Already, states are scrambling to cut costs. "States are under incredible pressure," says John Holahan, director of the Urban Institute's Health Policy Center. A survey by the Henry J. Kaiser Family Foundation found that 47 states are cutting or freezing payments to doctors and hospitals this year: 43 are lowering drug costs, 15 are making it tougher for low-income people to enroll in the program, 9 are cutting benefits, and 9 are increasing patient co-payments. The survey also found that 17 states have targeted long-term care for cuts, either by trimming payments to nursing homes or slashing enrollments.

The most dramatic changes are coming in Tennessee. Its TennCare program was widely considered the most generous state health program in the nation. But costs have outrun revenues, and after years of battling over whether to hike taxes, the state is throwing in the towel. In January, Governor Phil Bredesen, a Democrat, said Tennessee would limit eligibility for the program and cut benefits for those who remained. Health-care advocates estimate that as many as 323,000 adults could lose coverage.

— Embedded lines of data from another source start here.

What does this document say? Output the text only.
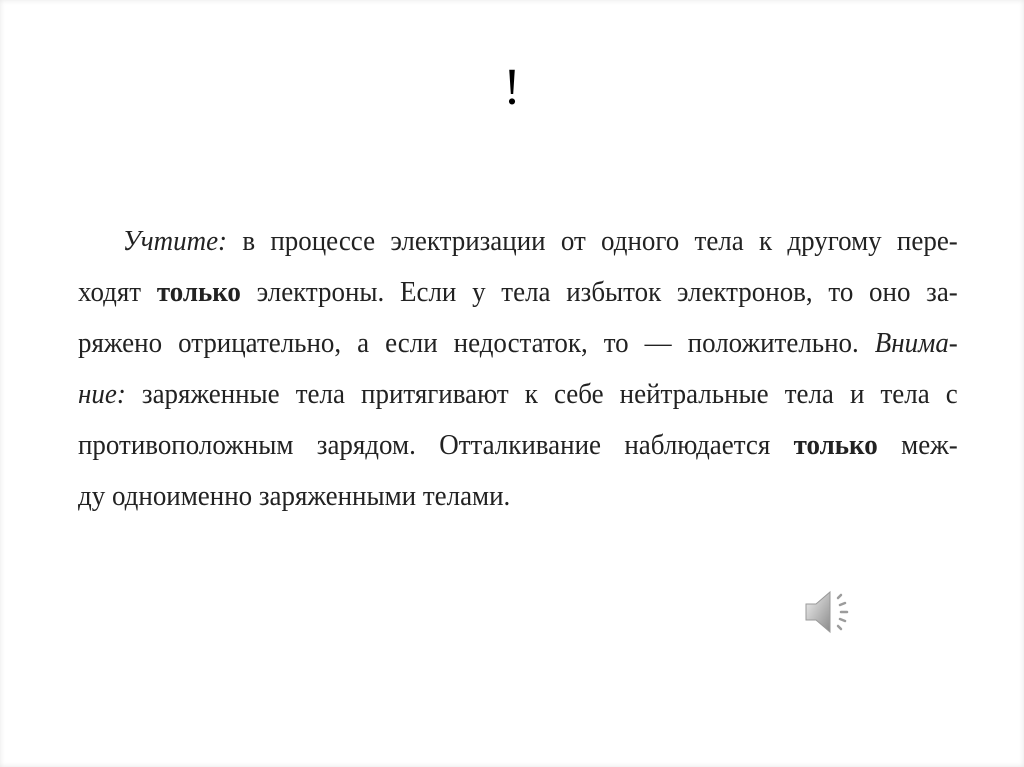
!
Учтите: в процессе электризации от одного тела к другому пере-
ходят только электроны. Если у тела избыток электронов, то оно за-
ряжено отрицательно, а если недостаток, то — положительно. Внима-
ние: заряженные тела притягивают к себе нейтральные тела и тела с
противоположным зарядом. Отталкивание наблюдается только меж-
ду одноименно заряженными телами.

Governors are also struggling with another troubling trend: Waves of low-wage workers are applying for Medicaid because they don't get insurance from their employers. A new Massachusetts study reports that the state spent $52 million in fiscal 2003 to care for 27,000 workers and their dependents at more than 130 companies, including Wal-Mart (WMT ), Dunkin' Donuts (AED ), and Stop & Shop (AHO ). The companies say many of these workers were part-timers or new employees who didn't qualify for employer coverage. And Wal-Mart points to a new survey showing that while 5% of its hourly workers are on Medicaid, 7% were using the program before joining the company.

In the short run, young workers and their families will continue to be a problem for Medicaid. But policymakers in Washington and in state capitals increasingly have their eye on the looming cost of caring for the elderly and disabled. And time is on nobody's side.

By Howard Gleckman in Washington, with Ann Therese Palmer in Libertyville, Ill.